The benefits derived are enormous in terms of business value to the organizations that outsource at this level. By constantly shedding processes to providers, organizations essentially become brand organizations that can deliver business value utilizing a global pool of independent, but interconnected service providers.
Key Issues
Many outsourcing consultants focus on getting the best deal from their client’s service providers. But the old thinking of getting the best “deal” (often price) seldom works over a long period of time.
Service providers need to become an integral part of the service supply-chain, to the point where they become extensions of an organization. Managing the relationship and aligning organizational goals for successful service delivery becomes more than just setting up the “deal.”
The next generation of outsourcing will focus on IT process outsourcing. This embodies fine-grained outsourcing where pieces of business and IT functions are outsourced.
Consider, for example, application development utilizing multiple service providers. From requirements to rollout, you could outsource many steps of the processes (such as development, QA, and hosting) to different outsourced providers and retain the requirements, design, and user acceptance in-house.
In this complex multi-sourced environment, all parties that are brought-in to perform application development must operate in concert. Operating effectively in this example requires a high degree competency managing your providers and executing the integrated business processes.
Organizations need to focus on key challenges when they consider outsourcing:
Maturity: An honest assessment of whether your organization can effectively outsource a function/process. Many organizations rush to outsourcing without understanding the infrastructure needed to manage the outsourced providers.
A critical requirement to move to outsourcing is an organization’s maturity in supporting service orientations — an internal orientation of who provides services to whom. Most organizations still operate in functional silos that would create problems when it comes to managing outsource providers.
Benefits: What benefits are expected from outsourcing? Is there a lack of competency/capabilities in-house that an outsourced provider can supplement?
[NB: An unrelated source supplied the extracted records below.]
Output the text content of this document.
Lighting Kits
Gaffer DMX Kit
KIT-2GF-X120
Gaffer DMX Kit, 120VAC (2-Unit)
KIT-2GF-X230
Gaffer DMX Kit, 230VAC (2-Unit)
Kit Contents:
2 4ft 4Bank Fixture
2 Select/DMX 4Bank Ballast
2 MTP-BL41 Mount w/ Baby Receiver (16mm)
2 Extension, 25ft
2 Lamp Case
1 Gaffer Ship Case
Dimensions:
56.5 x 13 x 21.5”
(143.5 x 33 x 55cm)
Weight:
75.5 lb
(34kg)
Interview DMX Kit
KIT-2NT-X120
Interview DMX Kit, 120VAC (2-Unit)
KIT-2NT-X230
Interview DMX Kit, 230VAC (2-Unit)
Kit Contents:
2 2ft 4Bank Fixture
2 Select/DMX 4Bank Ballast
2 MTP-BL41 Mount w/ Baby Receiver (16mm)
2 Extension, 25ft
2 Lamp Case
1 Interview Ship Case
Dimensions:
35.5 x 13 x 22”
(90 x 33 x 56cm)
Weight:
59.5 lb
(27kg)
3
Are there long-term benefits to the organization in terms of cost, quality, and access to resources?
Also has the organization made a strategic decision to outsource this function/process because such competencies do exist in outsourced providers? Having a business case sets the economic expectations of outsourcing.
Proof-of-Concept: Have you done a proof-of-concept in outsourcing before embarking on massive outsourcing deals? What is the impact on your organization from an asset, people, and cultural perspective? Could the organization survive and support outsourcing which is generally associated with the transfer of such assets and people?
Sponsorship: Has the top management bought into outsourcing from the organizational growth perspective? If you are outsourcing at the utility level, do you have sponsorship to move higher up to enhancement and frontier relationship?
Investment: Do you have support for the right investment to manage external service providers on a global scale?
Answering these questions is critical to any robust outsourcing strategy.